What a ripoff!

Tavistock “food and drink festival” is on this weekend. It’s in the Wharf carpark, which is pleasantly-situated between the river, the wharf theatre, swimming pool, and town centre, as well as being the biggest open/flat/hardstanding area in town. They’ve closed the whole area off, including (on-foot) access from the path along the river, which makes the thing seem bloomin’ unfriendly.

This morning I tried going to it, expecting to look around and sample some goodies. Now it becomes clear why everything is blocked off. There’s just one official entrance, and they charge four quid entry! Good grief!

Well, I’m perfectly happy to spend four quid at a stall whose food and/or drink impresses me. In fact I was hoping to find enough to delight me that I’d spend a good deal more than that: indeed, it was in anticipation of this that I didn’t go food shopping on Friday. But a hefty charge just for entrance, ferchrissake? What a bloody ripoff!

Guess it’s longlife food for this evening, then. Might do something interesting with quinoa and fruit&nuts. Or find something in the freezer that’ll go on pasta.


Posted on July 29, 2007, in food, tavistock. Bookmark the permalink. 2 Comments.

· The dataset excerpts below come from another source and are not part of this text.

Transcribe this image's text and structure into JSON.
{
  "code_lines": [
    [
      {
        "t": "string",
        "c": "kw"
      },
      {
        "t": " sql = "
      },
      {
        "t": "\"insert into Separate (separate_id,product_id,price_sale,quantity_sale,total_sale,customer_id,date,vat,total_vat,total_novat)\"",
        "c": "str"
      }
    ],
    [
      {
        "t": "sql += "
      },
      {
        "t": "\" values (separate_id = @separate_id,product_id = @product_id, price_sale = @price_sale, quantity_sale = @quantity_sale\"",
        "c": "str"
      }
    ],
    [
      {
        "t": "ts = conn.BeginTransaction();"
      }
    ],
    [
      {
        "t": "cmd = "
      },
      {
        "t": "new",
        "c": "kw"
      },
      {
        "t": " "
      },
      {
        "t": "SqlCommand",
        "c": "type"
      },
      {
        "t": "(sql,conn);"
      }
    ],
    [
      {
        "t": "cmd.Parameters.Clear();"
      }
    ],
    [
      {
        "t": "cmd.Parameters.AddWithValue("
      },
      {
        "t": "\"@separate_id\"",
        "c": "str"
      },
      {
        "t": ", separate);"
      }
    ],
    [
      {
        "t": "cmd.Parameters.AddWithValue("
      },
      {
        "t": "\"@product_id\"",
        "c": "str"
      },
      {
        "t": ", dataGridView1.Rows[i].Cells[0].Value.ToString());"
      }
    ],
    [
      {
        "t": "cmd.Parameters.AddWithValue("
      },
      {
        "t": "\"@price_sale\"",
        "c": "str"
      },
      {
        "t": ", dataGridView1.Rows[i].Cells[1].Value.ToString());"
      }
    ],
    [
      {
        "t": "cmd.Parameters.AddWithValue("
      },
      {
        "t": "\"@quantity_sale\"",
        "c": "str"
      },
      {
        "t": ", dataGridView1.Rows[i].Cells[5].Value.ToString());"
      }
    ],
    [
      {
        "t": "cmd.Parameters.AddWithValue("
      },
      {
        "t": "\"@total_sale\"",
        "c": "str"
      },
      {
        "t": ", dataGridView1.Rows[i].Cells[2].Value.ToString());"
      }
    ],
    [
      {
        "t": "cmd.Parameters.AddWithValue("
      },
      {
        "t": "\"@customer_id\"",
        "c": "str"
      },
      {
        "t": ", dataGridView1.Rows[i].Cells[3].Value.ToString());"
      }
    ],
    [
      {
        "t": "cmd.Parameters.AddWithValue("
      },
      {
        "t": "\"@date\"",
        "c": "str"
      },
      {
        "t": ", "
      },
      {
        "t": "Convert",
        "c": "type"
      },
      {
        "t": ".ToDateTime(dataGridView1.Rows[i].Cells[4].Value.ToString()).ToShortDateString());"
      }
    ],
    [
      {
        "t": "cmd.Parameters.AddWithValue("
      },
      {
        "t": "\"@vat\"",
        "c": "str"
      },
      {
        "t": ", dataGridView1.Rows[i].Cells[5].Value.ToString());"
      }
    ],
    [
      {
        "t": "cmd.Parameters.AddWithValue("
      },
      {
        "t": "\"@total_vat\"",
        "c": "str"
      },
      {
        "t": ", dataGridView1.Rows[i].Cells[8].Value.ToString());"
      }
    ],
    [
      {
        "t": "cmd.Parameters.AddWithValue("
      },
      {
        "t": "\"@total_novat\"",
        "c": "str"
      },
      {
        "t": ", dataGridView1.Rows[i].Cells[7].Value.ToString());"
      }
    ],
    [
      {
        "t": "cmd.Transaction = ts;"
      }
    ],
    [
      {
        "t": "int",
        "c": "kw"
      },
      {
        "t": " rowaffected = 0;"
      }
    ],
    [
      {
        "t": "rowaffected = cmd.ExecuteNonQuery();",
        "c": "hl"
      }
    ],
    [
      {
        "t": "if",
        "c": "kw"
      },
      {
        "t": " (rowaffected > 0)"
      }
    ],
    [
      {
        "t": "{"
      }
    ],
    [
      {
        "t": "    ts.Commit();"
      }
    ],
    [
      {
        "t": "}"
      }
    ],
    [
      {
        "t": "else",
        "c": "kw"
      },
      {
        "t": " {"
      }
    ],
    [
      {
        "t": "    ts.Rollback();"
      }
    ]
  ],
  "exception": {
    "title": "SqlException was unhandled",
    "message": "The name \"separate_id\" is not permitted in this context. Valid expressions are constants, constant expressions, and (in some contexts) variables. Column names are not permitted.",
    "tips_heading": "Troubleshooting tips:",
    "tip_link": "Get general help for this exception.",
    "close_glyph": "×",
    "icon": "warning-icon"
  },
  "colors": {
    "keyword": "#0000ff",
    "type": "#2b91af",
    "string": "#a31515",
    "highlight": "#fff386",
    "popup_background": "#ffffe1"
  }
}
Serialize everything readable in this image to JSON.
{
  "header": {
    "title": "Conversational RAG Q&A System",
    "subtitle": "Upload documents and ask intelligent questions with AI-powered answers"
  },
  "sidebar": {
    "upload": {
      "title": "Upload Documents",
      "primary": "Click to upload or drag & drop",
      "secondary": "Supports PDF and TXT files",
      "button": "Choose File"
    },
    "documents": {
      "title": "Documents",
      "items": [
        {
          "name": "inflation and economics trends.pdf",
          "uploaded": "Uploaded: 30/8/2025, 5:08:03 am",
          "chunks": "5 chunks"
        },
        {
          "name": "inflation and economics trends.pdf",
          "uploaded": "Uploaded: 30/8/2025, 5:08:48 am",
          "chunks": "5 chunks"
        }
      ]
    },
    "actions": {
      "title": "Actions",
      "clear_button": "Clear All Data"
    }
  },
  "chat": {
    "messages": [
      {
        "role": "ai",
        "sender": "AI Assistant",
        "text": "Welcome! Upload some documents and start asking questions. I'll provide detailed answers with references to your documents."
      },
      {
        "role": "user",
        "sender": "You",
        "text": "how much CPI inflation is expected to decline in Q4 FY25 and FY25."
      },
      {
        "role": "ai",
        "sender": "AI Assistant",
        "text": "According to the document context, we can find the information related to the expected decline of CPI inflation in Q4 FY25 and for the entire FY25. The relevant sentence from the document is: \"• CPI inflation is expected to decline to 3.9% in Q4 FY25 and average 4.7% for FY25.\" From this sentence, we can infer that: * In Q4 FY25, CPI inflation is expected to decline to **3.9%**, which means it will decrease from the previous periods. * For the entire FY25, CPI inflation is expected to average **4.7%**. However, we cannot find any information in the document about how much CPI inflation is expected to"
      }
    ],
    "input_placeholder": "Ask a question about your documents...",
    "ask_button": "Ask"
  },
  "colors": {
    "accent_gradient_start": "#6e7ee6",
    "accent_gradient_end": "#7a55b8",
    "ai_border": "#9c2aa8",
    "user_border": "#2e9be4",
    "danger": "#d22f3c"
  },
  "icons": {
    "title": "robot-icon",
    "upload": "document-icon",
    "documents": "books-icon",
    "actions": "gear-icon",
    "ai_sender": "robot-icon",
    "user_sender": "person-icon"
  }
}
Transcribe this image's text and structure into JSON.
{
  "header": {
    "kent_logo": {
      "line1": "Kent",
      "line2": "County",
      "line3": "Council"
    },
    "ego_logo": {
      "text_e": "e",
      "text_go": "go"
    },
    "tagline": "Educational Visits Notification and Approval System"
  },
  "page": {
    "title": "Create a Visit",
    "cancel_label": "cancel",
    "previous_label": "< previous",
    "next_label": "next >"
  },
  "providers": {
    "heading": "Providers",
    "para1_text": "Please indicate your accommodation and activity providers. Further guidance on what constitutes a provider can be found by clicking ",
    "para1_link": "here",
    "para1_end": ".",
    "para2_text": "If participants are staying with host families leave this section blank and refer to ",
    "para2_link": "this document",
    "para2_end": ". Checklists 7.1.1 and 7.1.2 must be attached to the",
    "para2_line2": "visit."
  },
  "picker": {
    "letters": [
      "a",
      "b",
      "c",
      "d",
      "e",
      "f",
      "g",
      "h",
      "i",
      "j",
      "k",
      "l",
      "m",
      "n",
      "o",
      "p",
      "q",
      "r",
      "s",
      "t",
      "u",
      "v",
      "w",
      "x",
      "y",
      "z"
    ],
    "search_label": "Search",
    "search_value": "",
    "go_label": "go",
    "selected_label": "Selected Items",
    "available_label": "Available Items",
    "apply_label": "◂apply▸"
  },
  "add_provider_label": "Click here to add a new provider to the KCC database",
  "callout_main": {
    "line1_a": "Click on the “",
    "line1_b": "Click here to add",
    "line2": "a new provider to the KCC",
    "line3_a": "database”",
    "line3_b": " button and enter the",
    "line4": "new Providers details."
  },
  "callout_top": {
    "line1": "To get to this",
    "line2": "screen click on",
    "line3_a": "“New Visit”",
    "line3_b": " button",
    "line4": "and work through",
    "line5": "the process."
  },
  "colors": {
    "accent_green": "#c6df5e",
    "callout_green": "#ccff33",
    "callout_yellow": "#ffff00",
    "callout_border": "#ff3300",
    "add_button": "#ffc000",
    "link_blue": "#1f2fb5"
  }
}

  1. I went along today and enjoyed it. Yes they do charge – it’s an expensive event to put on. Apparently they had 3000 visitors yesterday (Saturday) so somebody must be doing something right. It’s NOT a farmer’s market nor is it subsidised by big business. They need to make a charge to balance the books. Also, the problem if you don’t charge for these sorts of events is that the place fills up with people who’ve got no intention of buying anything, or indeed who have no interest in quality produce and local food at all, but who simply want to guzzle as much as possible for “nowt”. As with most things in life, one has to make a balanced decision and I think the organisers are right on this one.

    I though the organisation and quality of the event was pretty good, vastly better than the free-of-charge equivalent that takes place in Plymouth each year and which many of the producers avoid due to the boorish behaviour of the “free food and booze” brigade who prevent anyone with a serious interest from enjoying the event.

    I more than recouped my entry fee by getting a jolly decent discount on a case of wine from Derek Pritchard of Dunkery Vineyard in Somerset – a very civilised and modest man, yet possible one of the UK’s best winemakers. http://www.exmoor-excellence.com

  2. Sorry, “possibly”, not “possible” in that last sentence!